October 4, 2024
With the introduction of the new guided workflow to Guardsquare's robust, multi-layered protection, which facilitates publishing a well-protected app in less than a day, we are highlighting some of the ways in which we have made this market-changing approach possible. In this blog, we highlight instrumentation and profiling as key aspects of seamlessly integrating a compiler-based protection technology solution like Guardsquare.

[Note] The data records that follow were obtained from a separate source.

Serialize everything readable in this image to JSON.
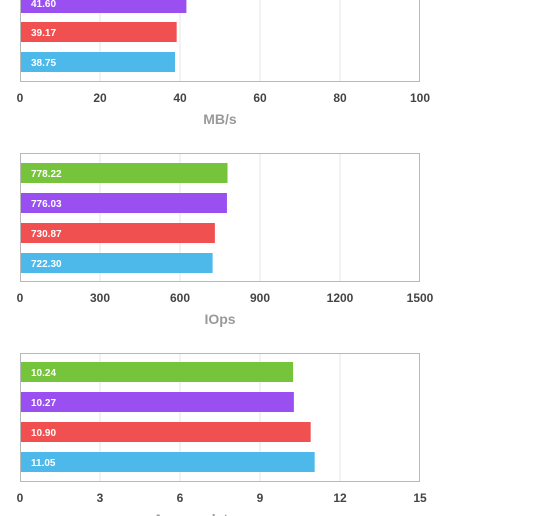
{
  "colors": {
    "series_colors": [
      "#76c43b",
      "#9a4ff0",
      "#f05050",
      "#4db8ea"
    ],
    "grid": "#e6e6e6",
    "frame": "#b8b8b8"
  },
  "chart_data": [
    {
      "type": "bar",
      "orientation": "horizontal",
      "title": "",
      "xlabel": "MB/s",
      "ylabel": "",
      "xlim": [
        0,
        100
      ],
      "ticks": [
        0,
        20,
        40,
        60,
        80,
        100
      ],
      "grid": true,
      "values": [
        41.6,
        39.17,
        38.75
      ],
      "labels": [
        "41.60",
        "39.17",
        "38.75"
      ],
      "series_color_index": [
        1,
        2,
        3
      ]
    },
    {
      "type": "bar",
      "orientation": "horizontal",
      "title": "",
      "xlabel": "IOps",
      "ylabel": "",
      "xlim": [
        0,
        1500
      ],
      "ticks": [
        0,
        300,
        600,
        900,
        1200,
        1500
      ],
      "grid": true,
      "values": [
        778.22,
        776.03,
        730.87,
        722.3
      ],
      "labels": [
        "778.22",
        "776.03",
        "730.87",
        "722.30"
      ],
      "series_color_index": [
        0,
        1,
        2,
        3
      ]
    },
    {
      "type": "bar",
      "orientation": "horizontal",
      "title": "",
      "xlabel": "Average latency, ms",
      "ylabel": "",
      "xlim": [
        0,
        15
      ],
      "ticks": [
        0,
        3,
        6,
        9,
        12,
        15
      ],
      "grid": true,
      "values": [
        10.24,
        10.27,
        10.9,
        11.05
      ],
      "labels": [
        "10.24",
        "10.27",
        "10.90",
        "11.05"
      ],
      "series_color_index": [
        0,
        1,
        2,
        3
      ]
    }
  ]
}
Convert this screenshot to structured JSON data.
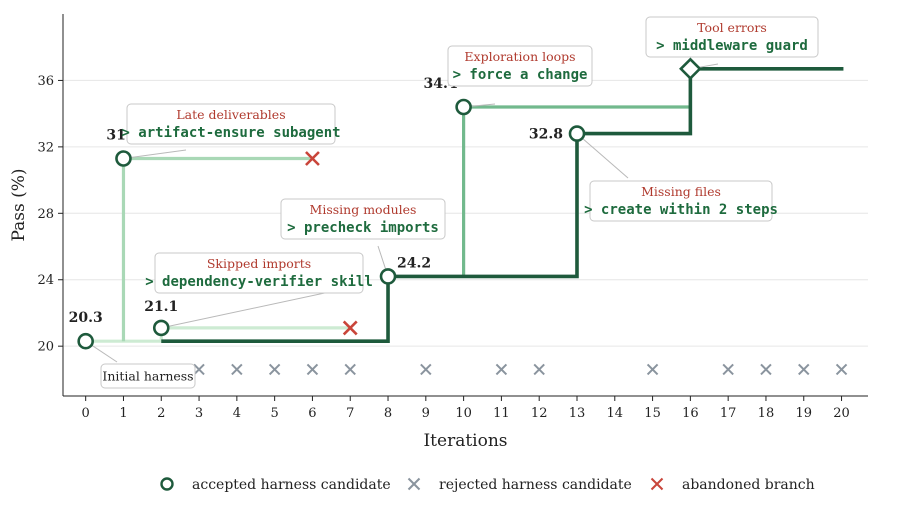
{
  "chart_data": {
    "type": "line",
    "title": "",
    "xlabel": "Iterations",
    "ylabel": "Pass (%)",
    "xlim": [
      -0.6,
      20.7
    ],
    "ylim": [
      17.0,
      40.0
    ],
    "xticks": [
      0,
      1,
      2,
      3,
      4,
      5,
      6,
      7,
      8,
      9,
      10,
      11,
      12,
      13,
      14,
      15,
      16,
      17,
      18,
      19,
      20
    ],
    "yticks": [
      20,
      24,
      28,
      32,
      36
    ],
    "grid": "horizontal",
    "colors": {
      "main": "#1e5a3c",
      "branch_mid": "#72b98d",
      "branch_light": "#a9d8b6",
      "branch_pale": "#cdebd3",
      "rejected": "#8a949e",
      "abandoned": "#c9453a",
      "issue_text": "#b03a2e",
      "fix_text": "#1e6b3e"
    },
    "series": [
      {
        "role": "main",
        "points": [
          [
            2,
            20.3
          ],
          [
            8,
            20.3
          ],
          [
            8,
            24.2
          ],
          [
            13,
            24.2
          ],
          [
            13,
            32.8
          ],
          [
            16,
            32.8
          ],
          [
            16,
            36.7
          ],
          [
            20.05,
            36.7
          ]
        ]
      },
      {
        "role": "branch_mid",
        "points": [
          [
            10,
            24.2
          ],
          [
            10,
            34.4
          ],
          [
            16,
            34.4
          ]
        ]
      },
      {
        "role": "branch_light",
        "points": [
          [
            1,
            20.3
          ],
          [
            1,
            31.3
          ],
          [
            6,
            31.3
          ]
        ]
      },
      {
        "role": "branch_pale",
        "points": [
          [
            0,
            20.3
          ],
          [
            2,
            20.3
          ],
          [
            2,
            21.1
          ],
          [
            7,
            21.1
          ]
        ]
      }
    ],
    "accepted": [
      {
        "x": 0,
        "y": 20.3,
        "label": "20.3",
        "color": "main"
      },
      {
        "x": 1,
        "y": 31.3,
        "label": "31.3",
        "color": "main"
      },
      {
        "x": 2,
        "y": 21.1,
        "label": "21.1",
        "color": "main"
      },
      {
        "x": 8,
        "y": 24.2,
        "label": "24.2",
        "color": "main"
      },
      {
        "x": 10,
        "y": 34.4,
        "label": "34.4",
        "color": "main"
      },
      {
        "x": 13,
        "y": 32.8,
        "label": "32.8",
        "color": "main"
      },
      {
        "x": 16,
        "y": 36.7,
        "label": "36.7",
        "color": "main",
        "marker": "diamond"
      }
    ],
    "rejected": [
      {
        "x": 3,
        "y": 18.6
      },
      {
        "x": 4,
        "y": 18.6
      },
      {
        "x": 5,
        "y": 18.6
      },
      {
        "x": 6,
        "y": 18.6
      },
      {
        "x": 7,
        "y": 18.6
      },
      {
        "x": 9,
        "y": 18.6
      },
      {
        "x": 11,
        "y": 18.6
      },
      {
        "x": 12,
        "y": 18.6
      },
      {
        "x": 15,
        "y": 18.6
      },
      {
        "x": 17,
        "y": 18.6
      },
      {
        "x": 18,
        "y": 18.6
      },
      {
        "x": 19,
        "y": 18.6
      },
      {
        "x": 20,
        "y": 18.6
      }
    ],
    "abandoned": [
      {
        "x": 6,
        "y": 31.3
      },
      {
        "x": 7,
        "y": 21.1
      }
    ],
    "annotations": [
      {
        "issue": "",
        "fix": "",
        "plain": "Initial harness"
      },
      {
        "issue": "Late deliverables",
        "fix": "> artifact-ensure subagent",
        "plain": ""
      },
      {
        "issue": "Skipped imports",
        "fix": "> dependency-verifier skill",
        "plain": ""
      },
      {
        "issue": "Missing modules",
        "fix": "> precheck imports",
        "plain": ""
      },
      {
        "issue": "Exploration loops",
        "fix": "> force a change",
        "plain": ""
      },
      {
        "issue": "Missing files",
        "fix": "> create within 2 steps",
        "plain": ""
      },
      {
        "issue": "Tool errors",
        "fix": "> middleware guard",
        "plain": ""
      }
    ],
    "legend": {
      "position": "bottom",
      "items": [
        {
          "label": "accepted harness candidate",
          "marker": "circle"
        },
        {
          "label": "rejected harness candidate",
          "marker": "x-gray"
        },
        {
          "label": "abandoned branch",
          "marker": "x-red"
        }
      ]
    }
  }
}
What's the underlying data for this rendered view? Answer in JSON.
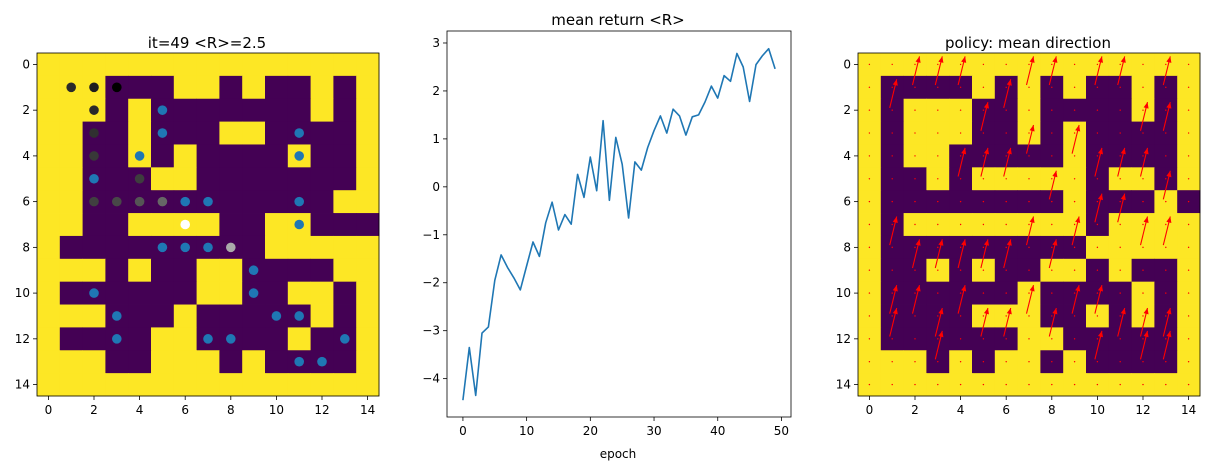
{
  "colors": {
    "wall": "#440154",
    "open": "#fde725",
    "line": "#1f77b4",
    "arrow": "#ff0000",
    "dot": "#1f77b4"
  },
  "chart_data": [
    {
      "type": "heatmap",
      "title": "it=49 <R>=2.5",
      "xlim": [
        -0.5,
        14.5
      ],
      "ylim": [
        14.5,
        -0.5
      ],
      "xticks": [
        0,
        2,
        4,
        6,
        8,
        10,
        12,
        14
      ],
      "yticks": [
        0,
        2,
        4,
        6,
        8,
        10,
        12,
        14
      ],
      "grid": [
        "000000000000000",
        "000111001011010",
        "000101111111010",
        "001101110011110",
        "001101011110110",
        "001110011111110",
        "001111111111100",
        "001100001100111",
        "011111111100000",
        "000101100111100",
        "011111100110010",
        "000111011111010",
        "011110011110110",
        "000110001011110",
        "000000000000000"
      ],
      "dots": [
        {
          "x": 1,
          "y": 1,
          "color": "#2a2a2a"
        },
        {
          "x": 2,
          "y": 1,
          "color": "#1e1e1e"
        },
        {
          "x": 3,
          "y": 1,
          "color": "#000000"
        },
        {
          "x": 2,
          "y": 2,
          "color": "#2a2a2a"
        },
        {
          "x": 2,
          "y": 3,
          "color": "#303030"
        },
        {
          "x": 2,
          "y": 4,
          "color": "#383838"
        },
        {
          "x": 2,
          "y": 6,
          "color": "#404040"
        },
        {
          "x": 3,
          "y": 6,
          "color": "#484848"
        },
        {
          "x": 4,
          "y": 5,
          "color": "#3e3e3e"
        },
        {
          "x": 4,
          "y": 6,
          "color": "#555555"
        },
        {
          "x": 5,
          "y": 6,
          "color": "#666666"
        },
        {
          "x": 6,
          "y": 7,
          "color": "#ffffff"
        },
        {
          "x": 8,
          "y": 8,
          "color": "#aaaaaa"
        },
        {
          "x": 5,
          "y": 8,
          "color": "#1f77b4"
        },
        {
          "x": 6,
          "y": 8,
          "color": "#1f77b4"
        },
        {
          "x": 7,
          "y": 8,
          "color": "#1f77b4"
        },
        {
          "x": 5,
          "y": 2,
          "color": "#1f77b4"
        },
        {
          "x": 5,
          "y": 3,
          "color": "#1f77b4"
        },
        {
          "x": 4,
          "y": 4,
          "color": "#1f77b4"
        },
        {
          "x": 2,
          "y": 5,
          "color": "#1f77b4"
        },
        {
          "x": 6,
          "y": 6,
          "color": "#1f77b4"
        },
        {
          "x": 7,
          "y": 6,
          "color": "#1f77b4"
        },
        {
          "x": 11,
          "y": 3,
          "color": "#1f77b4"
        },
        {
          "x": 11,
          "y": 4,
          "color": "#1f77b4"
        },
        {
          "x": 11,
          "y": 6,
          "color": "#1f77b4"
        },
        {
          "x": 11,
          "y": 7,
          "color": "#1f77b4"
        },
        {
          "x": 9,
          "y": 9,
          "color": "#1f77b4"
        },
        {
          "x": 9,
          "y": 10,
          "color": "#1f77b4"
        },
        {
          "x": 2,
          "y": 10,
          "color": "#1f77b4"
        },
        {
          "x": 3,
          "y": 11,
          "color": "#1f77b4"
        },
        {
          "x": 3,
          "y": 12,
          "color": "#1f77b4"
        },
        {
          "x": 7,
          "y": 12,
          "color": "#1f77b4"
        },
        {
          "x": 8,
          "y": 12,
          "color": "#1f77b4"
        },
        {
          "x": 10,
          "y": 11,
          "color": "#1f77b4"
        },
        {
          "x": 11,
          "y": 11,
          "color": "#1f77b4"
        },
        {
          "x": 13,
          "y": 12,
          "color": "#1f77b4"
        },
        {
          "x": 11,
          "y": 13,
          "color": "#1f77b4"
        },
        {
          "x": 12,
          "y": 13,
          "color": "#1f77b4"
        }
      ]
    },
    {
      "type": "line",
      "title": "mean return <R>",
      "xlabel": "epoch",
      "ylabel": "",
      "xlim": [
        -2.5,
        51.5
      ],
      "ylim": [
        -4.8,
        3.25
      ],
      "xticks": [
        0,
        10,
        20,
        30,
        40,
        50
      ],
      "yticks": [
        -4,
        -3,
        -2,
        -1,
        0,
        1,
        2,
        3
      ],
      "series": [
        {
          "x": [
            0,
            1,
            2,
            3,
            4,
            5,
            6,
            7,
            8,
            9,
            10,
            11,
            12,
            13,
            14,
            15,
            16,
            17,
            18,
            19,
            20,
            21,
            22,
            23,
            24,
            25,
            26,
            27,
            28,
            29,
            30,
            31,
            32,
            33,
            34,
            35,
            36,
            37,
            38,
            39,
            40,
            41,
            42,
            43,
            44,
            45,
            46,
            47,
            48,
            49
          ],
          "values": [
            -4.45,
            -3.35,
            -4.35,
            -3.05,
            -2.92,
            -1.95,
            -1.42,
            -1.68,
            -1.9,
            -2.15,
            -1.65,
            -1.15,
            -1.45,
            -0.75,
            -0.32,
            -0.9,
            -0.58,
            -0.78,
            0.26,
            -0.22,
            0.62,
            -0.08,
            1.38,
            -0.28,
            1.03,
            0.47,
            -0.65,
            0.52,
            0.35,
            0.82,
            1.17,
            1.48,
            1.12,
            1.62,
            1.48,
            1.08,
            1.46,
            1.5,
            1.77,
            2.1,
            1.85,
            2.32,
            2.2,
            2.78,
            2.5,
            1.78,
            2.55,
            2.73,
            2.88,
            2.46
          ]
        }
      ]
    },
    {
      "type": "heatmap",
      "title": "policy: mean direction",
      "xlim": [
        -0.5,
        14.5
      ],
      "ylim": [
        14.5,
        -0.5
      ],
      "xticks": [
        0,
        2,
        4,
        6,
        8,
        10,
        12,
        14
      ],
      "yticks": [
        0,
        2,
        4,
        6,
        8,
        10,
        12,
        14
      ],
      "grid": [
        "000000000000000",
        "011110101011010",
        "010001101111010",
        "010001101011110",
        "010011111011110",
        "011010000010010",
        "011111111011101",
        "010000000010000",
        "011111111100000",
        "011010110010110",
        "011111101111010",
        "011110001101010",
        "011111100111110",
        "000101001011110",
        "000000000000000"
      ],
      "arrows": [
        {
          "x": 1,
          "y": 1
        },
        {
          "x": 2,
          "y": 0
        },
        {
          "x": 3,
          "y": 0
        },
        {
          "x": 4,
          "y": 0
        },
        {
          "x": 5,
          "y": 2
        },
        {
          "x": 6,
          "y": 1
        },
        {
          "x": 7,
          "y": 0
        },
        {
          "x": 8,
          "y": 0
        },
        {
          "x": 10,
          "y": 0
        },
        {
          "x": 11,
          "y": 0
        },
        {
          "x": 13,
          "y": 0
        },
        {
          "x": 12,
          "y": 2
        },
        {
          "x": 13,
          "y": 2
        },
        {
          "x": 4,
          "y": 4
        },
        {
          "x": 5,
          "y": 4
        },
        {
          "x": 6,
          "y": 4
        },
        {
          "x": 7,
          "y": 3
        },
        {
          "x": 8,
          "y": 5
        },
        {
          "x": 9,
          "y": 3
        },
        {
          "x": 10,
          "y": 4
        },
        {
          "x": 11,
          "y": 4
        },
        {
          "x": 12,
          "y": 4
        },
        {
          "x": 13,
          "y": 5
        },
        {
          "x": 1,
          "y": 7
        },
        {
          "x": 2,
          "y": 8
        },
        {
          "x": 3,
          "y": 8
        },
        {
          "x": 4,
          "y": 8
        },
        {
          "x": 5,
          "y": 8
        },
        {
          "x": 6,
          "y": 8
        },
        {
          "x": 7,
          "y": 7
        },
        {
          "x": 8,
          "y": 8
        },
        {
          "x": 9,
          "y": 7
        },
        {
          "x": 10,
          "y": 6
        },
        {
          "x": 11,
          "y": 6
        },
        {
          "x": 12,
          "y": 7
        },
        {
          "x": 13,
          "y": 7
        },
        {
          "x": 1,
          "y": 10
        },
        {
          "x": 2,
          "y": 10
        },
        {
          "x": 3,
          "y": 11
        },
        {
          "x": 4,
          "y": 10
        },
        {
          "x": 5,
          "y": 11
        },
        {
          "x": 6,
          "y": 11
        },
        {
          "x": 7,
          "y": 10
        },
        {
          "x": 8,
          "y": 11
        },
        {
          "x": 9,
          "y": 10
        },
        {
          "x": 10,
          "y": 10
        },
        {
          "x": 11,
          "y": 11
        },
        {
          "x": 12,
          "y": 11
        },
        {
          "x": 13,
          "y": 11
        },
        {
          "x": 1,
          "y": 11
        },
        {
          "x": 3,
          "y": 12
        },
        {
          "x": 10,
          "y": 12
        },
        {
          "x": 12,
          "y": 12
        },
        {
          "x": 13,
          "y": 12
        }
      ]
    }
  ]
}
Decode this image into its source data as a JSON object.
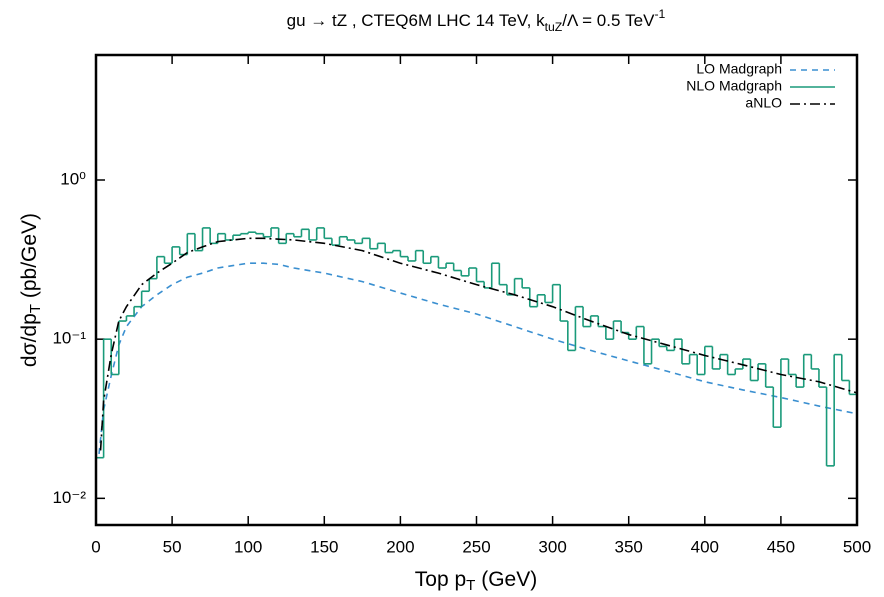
{
  "chart_data": {
    "type": "line",
    "title": "gu → tZ , CTEQ6M LHC 14 TeV, k_{tuZ}/Λ  = 0.5 TeV^{-1}",
    "x_label": "Top  p_{T}  (GeV)",
    "y_label": "dσ/dp_{T}  (pb/GeV)",
    "xlim": [
      0,
      500
    ],
    "xticks": [
      0,
      50,
      100,
      150,
      200,
      250,
      300,
      350,
      400,
      450,
      500
    ],
    "ylim": [
      0.0068,
      6.1
    ],
    "log_y": true,
    "yticks": [
      {
        "value": 0.01,
        "label": "10⁻²"
      },
      {
        "value": 0.1,
        "label": "10⁻¹"
      },
      {
        "value": 1,
        "label": "10⁰"
      }
    ],
    "legend": "upper right",
    "series": [
      {
        "name": "LO Madgraph",
        "color": "#3a8fd0",
        "dash": "dashed",
        "x": [
          2,
          5,
          10,
          15,
          20,
          30,
          40,
          50,
          60,
          70,
          80,
          90,
          100,
          110,
          120,
          130,
          150,
          175,
          200,
          225,
          250,
          275,
          300,
          325,
          350,
          375,
          400,
          425,
          450,
          475,
          500
        ],
        "values": [
          0.019,
          0.036,
          0.059,
          0.092,
          0.12,
          0.16,
          0.19,
          0.22,
          0.245,
          0.26,
          0.28,
          0.29,
          0.3,
          0.3,
          0.295,
          0.28,
          0.26,
          0.23,
          0.195,
          0.166,
          0.144,
          0.12,
          0.1,
          0.085,
          0.073,
          0.063,
          0.054,
          0.048,
          0.043,
          0.038,
          0.034
        ]
      },
      {
        "name": "NLO Madgraph",
        "color": "#1a9a7a",
        "dash": "solid",
        "style": "step",
        "bins": [
          0,
          5,
          10,
          15,
          20,
          25,
          30,
          35,
          40,
          45,
          50,
          55,
          60,
          65,
          70,
          75,
          80,
          85,
          90,
          95,
          100,
          105,
          110,
          115,
          120,
          125,
          130,
          135,
          140,
          145,
          150,
          155,
          160,
          165,
          170,
          175,
          180,
          185,
          190,
          195,
          200,
          205,
          210,
          215,
          220,
          225,
          230,
          235,
          240,
          245,
          250,
          255,
          260,
          265,
          270,
          275,
          280,
          285,
          290,
          295,
          300,
          305,
          310,
          315,
          320,
          325,
          330,
          335,
          340,
          345,
          350,
          355,
          360,
          365,
          370,
          375,
          380,
          385,
          390,
          395,
          400,
          405,
          410,
          415,
          420,
          425,
          430,
          435,
          440,
          445,
          450,
          455,
          460,
          465,
          470,
          475,
          480,
          485,
          490,
          495,
          500
        ],
        "values": [
          0.018,
          0.1,
          0.06,
          0.13,
          0.14,
          0.16,
          0.2,
          0.24,
          0.33,
          0.3,
          0.38,
          0.34,
          0.46,
          0.36,
          0.5,
          0.4,
          0.46,
          0.42,
          0.45,
          0.46,
          0.47,
          0.46,
          0.44,
          0.5,
          0.4,
          0.46,
          0.44,
          0.49,
          0.42,
          0.5,
          0.43,
          0.39,
          0.44,
          0.42,
          0.4,
          0.43,
          0.37,
          0.4,
          0.35,
          0.36,
          0.33,
          0.31,
          0.36,
          0.3,
          0.33,
          0.28,
          0.3,
          0.27,
          0.25,
          0.28,
          0.23,
          0.21,
          0.3,
          0.22,
          0.19,
          0.24,
          0.21,
          0.16,
          0.19,
          0.17,
          0.22,
          0.13,
          0.085,
          0.16,
          0.12,
          0.14,
          0.12,
          0.1,
          0.13,
          0.11,
          0.1,
          0.12,
          0.07,
          0.1,
          0.09,
          0.085,
          0.1,
          0.07,
          0.08,
          0.06,
          0.09,
          0.065,
          0.08,
          0.06,
          0.065,
          0.075,
          0.055,
          0.07,
          0.05,
          0.028,
          0.075,
          0.06,
          0.05,
          0.08,
          0.065,
          0.05,
          0.016,
          0.08,
          0.055,
          0.045
        ]
      },
      {
        "name": "aNLO",
        "color": "#000000",
        "dash": "dashdot",
        "x": [
          3,
          5,
          10,
          15,
          20,
          30,
          40,
          50,
          60,
          70,
          80,
          90,
          100,
          110,
          120,
          130,
          150,
          175,
          200,
          225,
          250,
          275,
          300,
          325,
          350,
          375,
          400,
          425,
          450,
          475,
          500
        ],
        "values": [
          0.02,
          0.041,
          0.08,
          0.13,
          0.16,
          0.22,
          0.26,
          0.3,
          0.35,
          0.38,
          0.41,
          0.42,
          0.43,
          0.43,
          0.425,
          0.42,
          0.4,
          0.36,
          0.3,
          0.26,
          0.22,
          0.19,
          0.16,
          0.13,
          0.107,
          0.092,
          0.079,
          0.069,
          0.06,
          0.054,
          0.046
        ]
      }
    ]
  }
}
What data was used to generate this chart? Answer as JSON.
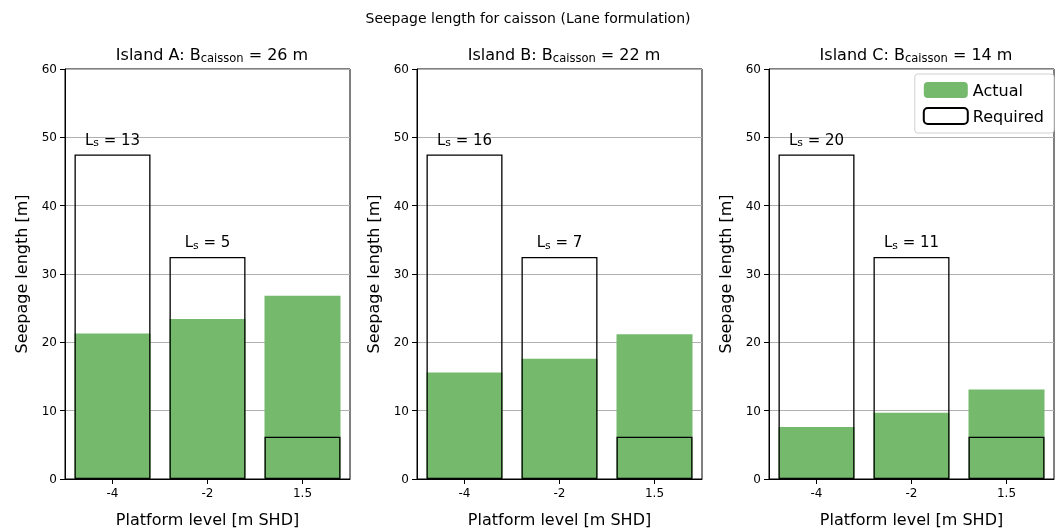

Our products go beyond the simple integration of a security library. We start by instrumenting your application, collecting metadata about your application (e.g., names of classes, methods, strings) along with context about the performance characteristics of your application. This metadata and the profile of your application ensure we can apply meaningful protections in a way that does not impact or compromise your app’s stability and performance. The instrumentation optimizes performance, avoids crashes, and allows for fine-grained control over defining the security-sensitive entities of your app that require the strongest protections. This makes sure that the protection applied is not only comprehensive but also tailored to the unique needs of your mobile application.
What is instrumentation and profiling?
Let’s dive a bit deeper into instrumentation and profiling: what is the exact purpose of this step and why is it needed?
Because of Guardsquare’s compiler-based nature and our firm belief that multiple layers of protection are necessary to ensure a well-protected mobile app, we do not offer a one-click solution. In order to obtain a mobile app with the highest level of protection in the easiest possible way, our obfuscation techniques transform your code at the byte level, and we automatically inject code snippets to secure your app at runtime. This is invaluable for your application’s security posture, but some of these transformations could lead to introducing instabilities with your protected app. For example, the use of name obfuscation can introduce problems when reflection is used in your code. Enabling RASP protections (e.g., debugger detection, hook detection) results in code snippets being injected in several areas throughout your code and, if developers are not careful or skilled in this area, can cause lag in performance sensitive areas of your app.
Let’s tackle these aspects separately.
App stability
Mobile applications’ source code increasingly makes use of reflection. This makes perfect sense because reflection is a powerful technique that allows a program to introspect its own structure and behavior at runtime. It enables one to dynamically inspect classes, properties, functions, and more. This is very useful for scenarios where you might not know the structure of a class at compile time.
How Guardsquare simplifies security without compromising stability
During the obfuscation process, Guardsquare renames classes, methods, and fields to make decompiled code difficult to understand, providing a strong defense against reverse engineering. However, renaming entities accessed via reflection can disrupt their accessibility at runtime, potentially causing app crashes.
Guardsquare mitigates this by ensuring these changes don’t impact your app’s performance or user experience. We've developed a reliable solution to ensure your app stays stable and secure: instrumentation and profiling.
While, at first glance, it might seem strange to - for the sake of increased efficiency - introduce an additional step before coming to a first protected build, in-depth profiling of your application is essential in order to ensure that your application remains stable after protection.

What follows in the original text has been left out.